In Prague, as a gifted pianist, he became a student of Zdeněk Fibich, Ludvík Grünberger and Bedřich Smetana, with whom he soon became friends. As a composer, he wrote a collection of songs called Záboj, to which Smetana himself contributed.

He is also one of the founders of the Prague choir Hlahol. In his apartment and later in the Konvikt Hall, he often organized concerts where he presented new works by Czech composers. The compositions of Antonín Dvořák, Zdeněk Fibich and other Czech composers were heard there for the first time. Jan L. Procházka was also a reviewer of Národní listy, Dalibor and Hudební listy.

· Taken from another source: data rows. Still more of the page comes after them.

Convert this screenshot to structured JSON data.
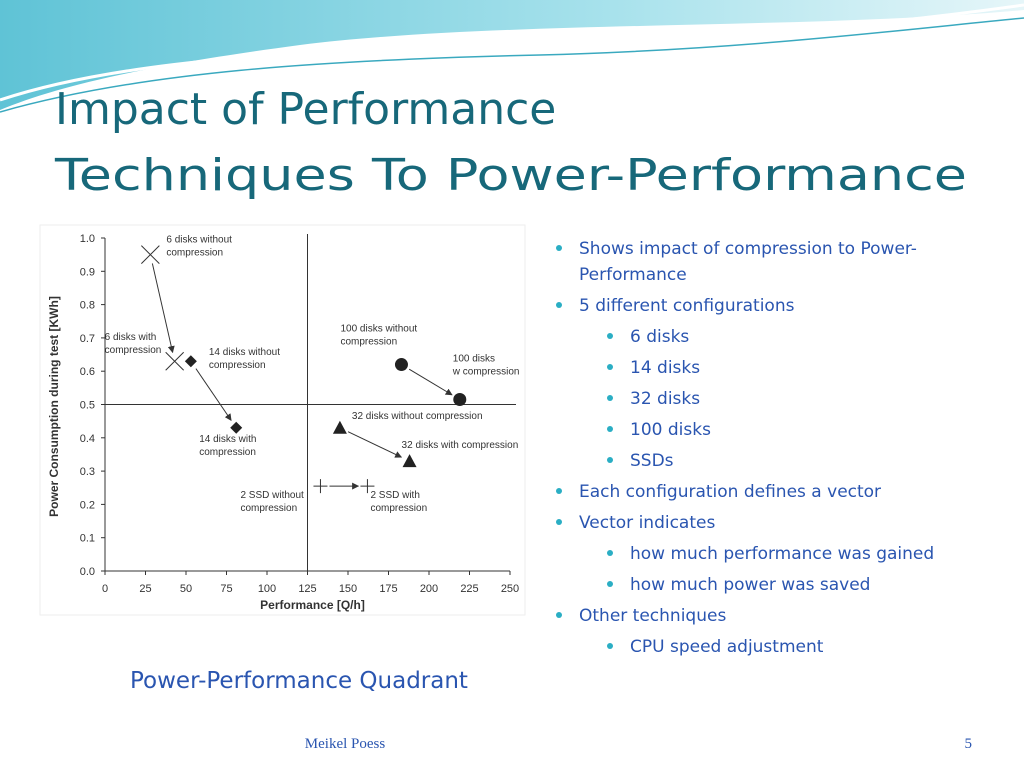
{
  "title": [
    "Impact of Performance",
    "Techniques To Power-Performance"
  ],
  "chart_data": {
    "type": "scatter",
    "xlabel": "Performance [Q/h]",
    "ylabel": "Power Consumption during test [KWh]",
    "xlim": [
      0,
      250
    ],
    "ylim": [
      0,
      1.0
    ],
    "xticks": [
      0,
      25,
      50,
      75,
      100,
      125,
      150,
      175,
      200,
      225,
      250
    ],
    "yticks": [
      {
        "value": 0,
        "label": "0.0"
      },
      0.1,
      0.2,
      0.3,
      0.4,
      0.5,
      0.6,
      0.7,
      0.8,
      0.9,
      {
        "value": 1,
        "label": "1.0"
      }
    ],
    "quadrant": {
      "x": 125,
      "y": 0.5
    },
    "series": [
      {
        "marker": "x",
        "x": [
          28,
          43
        ],
        "values": [
          0.95,
          0.63
        ],
        "labels": [
          [
            "6 disks without",
            "compression"
          ],
          [
            "6 disks with",
            "compression"
          ]
        ]
      },
      {
        "marker": "diamond",
        "x": [
          53,
          81
        ],
        "values": [
          0.63,
          0.43
        ],
        "labels": [
          [
            "14 disks without",
            "compression"
          ],
          [
            "14 disks with",
            "compression"
          ]
        ]
      },
      {
        "marker": "circle",
        "x": [
          183,
          219
        ],
        "values": [
          0.62,
          0.515
        ],
        "labels": [
          [
            "100 disks without",
            "compression"
          ],
          [
            "100 disks",
            "w compression"
          ]
        ]
      },
      {
        "marker": "triangle",
        "x": [
          145,
          188
        ],
        "values": [
          0.43,
          0.33
        ],
        "labels": [
          [
            "32 disks without compression"
          ],
          [
            "32 disks with compression"
          ]
        ]
      },
      {
        "marker": "plus",
        "x": [
          133,
          162
        ],
        "values": [
          0.255,
          0.255
        ],
        "labels": [
          [
            "2 SSD without",
            "compression"
          ],
          [
            "2 SSD with",
            "compression"
          ]
        ]
      }
    ]
  },
  "caption": "Power-Performance Quadrant",
  "bullets": [
    {
      "level": 1,
      "lines": [
        "Shows impact of compression to Power-",
        "Performance"
      ]
    },
    {
      "level": 1,
      "lines": [
        "5 different configurations"
      ]
    },
    {
      "level": 2,
      "lines": [
        "6 disks"
      ]
    },
    {
      "level": 2,
      "lines": [
        "14 disks"
      ]
    },
    {
      "level": 2,
      "lines": [
        "32 disks"
      ]
    },
    {
      "level": 2,
      "lines": [
        "100 disks"
      ]
    },
    {
      "level": 2,
      "lines": [
        "SSDs"
      ]
    },
    {
      "level": 1,
      "lines": [
        "Each configuration defines a vector"
      ]
    },
    {
      "level": 1,
      "lines": [
        "Vector indicates"
      ]
    },
    {
      "level": 2,
      "lines": [
        "how much performance was gained"
      ]
    },
    {
      "level": 2,
      "lines": [
        "how much power was saved"
      ]
    },
    {
      "level": 1,
      "lines": [
        "Other techniques"
      ]
    },
    {
      "level": 2,
      "lines": [
        "CPU speed adjustment"
      ]
    }
  ],
  "footer": "Meikel Poess",
  "page_number": "5"
}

When his wife Marta, née Reisingerová, a concert singer, obtained an engagement in Hamburg in 1878, he moved to Germany with her. There he worked as a sought-after singing teacher for many years. After moving to Hamburg, he became a piano professor at the local conservatory and orchestra conductor. He also promoted the performance of the opera Two Widows at the Hamburg Theatre. In Dresden, where he moved at some stage before 1885, he promoted the publication of Smetana's compositions by the renowned Bote & Bock publishing house.

He also devoted himself to composing; his compositions include, for example, Czech romances and duets.

He died on 19 July 1888 in Prague at the age of 50, and was buried at the Olšany Cemetery in Prague.